In March 1948, Ben-Gurion launched Plan Dalet, which called for the systematic expulsion of Palestinians from Palestine. By the end of 1949 Israel had destroyed more than 400 Palestinian villages, massacred thousands of civilians and forcibly displaced almost a million Palestinians, most of whom ended up in refugee camps in neighboring Arab countries where they, their children and their grandchildren live to this day.
There are countless records of statements made by Zionist leaders between 1920 and 1948 on the need to remove all Arabs from the ‘Land of Israel’ in order to create a Jewish state with a Jewish majority. In reference to Plan Dalet, Ben-Gurion himself wrote that “the cleansing of Palestine remained the prime objective of Israel.”
Similarly, a directive from the Zionist leadership to its fighters during Plan Dalet declared, “The principal objective of the operation is the destruction of Arab villages…[and] the eviction of the villagers.” In other words, even though the Jewish people had just endured the horrors of the Holocaust, the Zionists were now carrying out, according to Israeli historian Ilan Pappe and others, the ethnic cleansing of the Palestinian people.
Palestinians had opposed a United Nations proposition to partition Palestine into two countries that would give the minority Jewish population a majority of the territory in order to create a Jewish state. And so, two months after the launching of Plan Dalet, the Zionists unilaterally declared the creation of the state of Israel, which encompassed 56 percent of Palestine.
Following the unilateral decision by Ben-Gurion and other Zionist leaders to establish the state of Israel, the Palestinians and surrounding Arab nations went to war with the new nation. Israel’s victory in the war allowed the newly-established country to expand its borders to encompass 77 percent of Palestinian territory—all but East Jerusalem, the West Bank and Gaza.
Over the next three years, 700,000 Jews immigrated to Israel from Europe and other places which, in conjunction with the ethnic cleansing and forced removal of Palestinians, ensured a Jewish majority in Israel.

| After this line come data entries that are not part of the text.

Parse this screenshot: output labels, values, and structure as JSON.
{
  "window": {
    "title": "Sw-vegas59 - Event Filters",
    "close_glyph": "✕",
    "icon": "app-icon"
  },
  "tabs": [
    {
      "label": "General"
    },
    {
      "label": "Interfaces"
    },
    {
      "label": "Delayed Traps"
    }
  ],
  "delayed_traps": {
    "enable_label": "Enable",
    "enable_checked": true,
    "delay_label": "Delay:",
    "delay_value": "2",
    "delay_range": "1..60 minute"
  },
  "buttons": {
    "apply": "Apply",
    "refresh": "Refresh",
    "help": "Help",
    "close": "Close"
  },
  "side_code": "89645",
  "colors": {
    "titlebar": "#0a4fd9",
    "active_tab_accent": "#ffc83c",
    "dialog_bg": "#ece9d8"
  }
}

The commemoration of the Jewish Legion that was held recently at Windsor’s Fort Edward included the reading of excerpts from letters that Ben-Gurion wrote to his wife while he was stationed there. Sadly, the commemoration did not reflect on the ethnic cleansing perpetrated by this Zionist hero and his military colleagues who received their training here in Nova Scotia.
Garry Leech teaches international politics at Cape Breton University and is author of eight books about US foreign policy, globalization and human rights.